Les sciences de la matière sont des sciences de l'espace, l'intelligence excelle à connaître l'espace car elle s'est d'abord exercée sur le monde extérieur, sur la nature, mais elle ne comprend pas la vie. L'homme a été pressé par les exigences de l'action (homo faber) ; dans ce long commerce avec la matière, l'intelligence a pris des habitudes bien enracinées : celle d'expliquer en divisant, en analysant, en mesurant. La mesure est liée à l'analyse de l'espace : mesurer, c'est reporter une unité de longueur sur une longueur donnée, c'est l'acte essentiel des sciences de la matière. Bergson ne critique pas la science, mais le scientisme, la tendance à hypostasier la science, à en faire un absolu, la mesure de la vérité, à vouloir tout expliquer par la science ; la science atteint en effet la vérité, mais uniquement dans son domaine, le domaine spatial. 

 

Façonnée par l'action sur le monde extérieur, l'intelligence a tendance à ignorer la durée, la vie, elle ne peut comprendre le mouvant indivisible de toute vie, notamment de la vie intérieure concrète, fluide et continue. Pour connaître le mouvant, la vie, la durée, il faut faire appel à l'intuition (autre concept clé chez Bergson), "sympathie par laquelle on se transporte à l'intérieur d'un objet pour coïncider avec lui, avec ce qu'il a d'unique, d'inexprimable."

 

L'évolution créatrice :


a) La plupart des évolutionnistes nient toute création ; ils déduisent les formes les plus complexes de la vie à partir des formes élémentaires, ils déduisent la vie de la matière. Selon Darwin, le milieu sélectionne mécaniquement les êtres vivants, seuls les mieux adaptés survivent ; l'oeil se réduit à des éléments optiques et nerveux. Pour Bergson, l'évolution ne trace pas une voie tracée d'avance.

 

b) Pour Bergson, l'évolution n'a lieu que parce que "l'élan vital" (ou l'élan créateur) fait sugir des formes vivantes de plus en plus complexes, des nouveautés imprévisibles qui sont autant de solutions originales à un problème posé par les nécessités vitales. L'évolution créatrice s'oppose donc à l'évolutionnisme matérialiste. L'esprit est de la matière évoluée, complexifiée, la matière a l'esprit comme origine lointaine.
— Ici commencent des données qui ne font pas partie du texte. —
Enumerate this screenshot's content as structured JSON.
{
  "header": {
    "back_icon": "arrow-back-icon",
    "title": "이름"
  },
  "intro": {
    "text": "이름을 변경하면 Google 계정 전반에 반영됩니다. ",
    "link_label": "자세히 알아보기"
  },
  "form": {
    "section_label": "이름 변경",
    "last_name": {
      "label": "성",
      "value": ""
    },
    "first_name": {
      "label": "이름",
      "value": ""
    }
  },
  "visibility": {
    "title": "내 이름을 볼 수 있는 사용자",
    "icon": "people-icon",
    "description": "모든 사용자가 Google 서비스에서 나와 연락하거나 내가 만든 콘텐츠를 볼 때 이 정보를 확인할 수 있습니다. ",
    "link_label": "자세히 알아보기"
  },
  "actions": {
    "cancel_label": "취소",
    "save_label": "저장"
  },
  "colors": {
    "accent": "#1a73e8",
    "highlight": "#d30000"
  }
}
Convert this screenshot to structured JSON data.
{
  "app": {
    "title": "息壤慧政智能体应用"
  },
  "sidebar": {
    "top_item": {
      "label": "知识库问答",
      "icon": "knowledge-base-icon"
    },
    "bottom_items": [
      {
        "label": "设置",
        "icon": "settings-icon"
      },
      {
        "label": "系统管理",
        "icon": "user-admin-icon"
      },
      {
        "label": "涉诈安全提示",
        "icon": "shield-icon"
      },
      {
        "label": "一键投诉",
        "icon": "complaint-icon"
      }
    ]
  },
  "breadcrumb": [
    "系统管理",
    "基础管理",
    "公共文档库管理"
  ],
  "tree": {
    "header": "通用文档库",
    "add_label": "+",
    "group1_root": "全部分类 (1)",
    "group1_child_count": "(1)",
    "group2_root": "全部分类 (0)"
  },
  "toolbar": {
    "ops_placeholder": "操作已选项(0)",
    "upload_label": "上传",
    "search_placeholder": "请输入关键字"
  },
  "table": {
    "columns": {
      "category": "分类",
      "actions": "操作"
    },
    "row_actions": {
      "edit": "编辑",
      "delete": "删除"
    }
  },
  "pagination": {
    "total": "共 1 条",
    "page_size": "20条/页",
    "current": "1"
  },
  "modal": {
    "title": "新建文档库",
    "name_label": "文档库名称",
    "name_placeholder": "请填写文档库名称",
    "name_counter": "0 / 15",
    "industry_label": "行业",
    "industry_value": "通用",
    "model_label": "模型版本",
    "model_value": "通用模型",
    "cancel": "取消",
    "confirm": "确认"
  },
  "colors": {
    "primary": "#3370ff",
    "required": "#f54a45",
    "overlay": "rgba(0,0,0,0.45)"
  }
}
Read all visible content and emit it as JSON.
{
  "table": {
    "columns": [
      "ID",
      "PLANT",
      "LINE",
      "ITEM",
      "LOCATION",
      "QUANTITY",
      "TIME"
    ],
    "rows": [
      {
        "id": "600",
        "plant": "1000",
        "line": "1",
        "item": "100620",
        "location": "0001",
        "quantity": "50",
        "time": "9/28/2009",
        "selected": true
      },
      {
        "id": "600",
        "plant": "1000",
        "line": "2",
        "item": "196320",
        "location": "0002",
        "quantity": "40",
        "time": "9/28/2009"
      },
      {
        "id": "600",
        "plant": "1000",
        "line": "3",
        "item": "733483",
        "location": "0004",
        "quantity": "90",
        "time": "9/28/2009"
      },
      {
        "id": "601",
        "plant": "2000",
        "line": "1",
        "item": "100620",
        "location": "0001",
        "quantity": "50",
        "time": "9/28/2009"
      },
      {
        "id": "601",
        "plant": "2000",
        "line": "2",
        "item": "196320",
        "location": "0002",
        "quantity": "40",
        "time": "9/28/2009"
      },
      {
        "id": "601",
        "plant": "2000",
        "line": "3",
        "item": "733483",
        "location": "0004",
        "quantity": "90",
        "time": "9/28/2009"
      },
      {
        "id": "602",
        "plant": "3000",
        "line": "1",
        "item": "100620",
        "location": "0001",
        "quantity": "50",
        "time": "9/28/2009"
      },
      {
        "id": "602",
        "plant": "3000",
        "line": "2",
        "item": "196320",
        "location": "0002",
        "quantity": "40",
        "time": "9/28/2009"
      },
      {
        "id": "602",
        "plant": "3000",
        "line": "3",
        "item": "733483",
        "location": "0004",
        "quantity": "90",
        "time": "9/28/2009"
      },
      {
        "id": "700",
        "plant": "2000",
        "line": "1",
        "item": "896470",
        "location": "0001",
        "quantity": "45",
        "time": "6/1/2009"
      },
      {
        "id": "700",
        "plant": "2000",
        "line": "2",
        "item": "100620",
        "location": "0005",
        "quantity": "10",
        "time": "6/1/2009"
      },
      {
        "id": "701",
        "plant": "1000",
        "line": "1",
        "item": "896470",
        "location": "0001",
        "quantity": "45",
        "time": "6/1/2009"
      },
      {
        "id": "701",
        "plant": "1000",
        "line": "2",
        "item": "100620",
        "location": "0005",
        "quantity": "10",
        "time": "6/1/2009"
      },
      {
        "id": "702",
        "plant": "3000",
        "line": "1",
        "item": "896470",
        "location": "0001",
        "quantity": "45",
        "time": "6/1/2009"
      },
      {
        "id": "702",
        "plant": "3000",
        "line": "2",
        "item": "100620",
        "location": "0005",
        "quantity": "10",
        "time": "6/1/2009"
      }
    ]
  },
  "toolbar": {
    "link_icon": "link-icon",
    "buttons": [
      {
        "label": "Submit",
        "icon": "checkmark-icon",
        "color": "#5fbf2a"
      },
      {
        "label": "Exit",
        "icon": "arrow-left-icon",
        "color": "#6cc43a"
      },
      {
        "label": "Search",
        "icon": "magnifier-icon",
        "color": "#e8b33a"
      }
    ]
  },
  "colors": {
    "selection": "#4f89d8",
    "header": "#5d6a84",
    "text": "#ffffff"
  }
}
L'étendue matérielle est la retombée de l'élan vital, l'extension une tension qui s'est détendue, une durée morte, une durée dont l'élan s'est figé. La matière est un produit dévitalisé de l'élan vital, de l'esprit éteint.

 

c) L'intelligence n'est pas un perfectionnement de l'instint, l'intelligence et l'instinct sont deux solutions différentes, aussi élégantes l'une que l'autre, au problème de l'adaptation biologique. 

 

instinct : l'élan vital donne à l'animal des instruments tout faits et l'aptitude innée à s'en servir.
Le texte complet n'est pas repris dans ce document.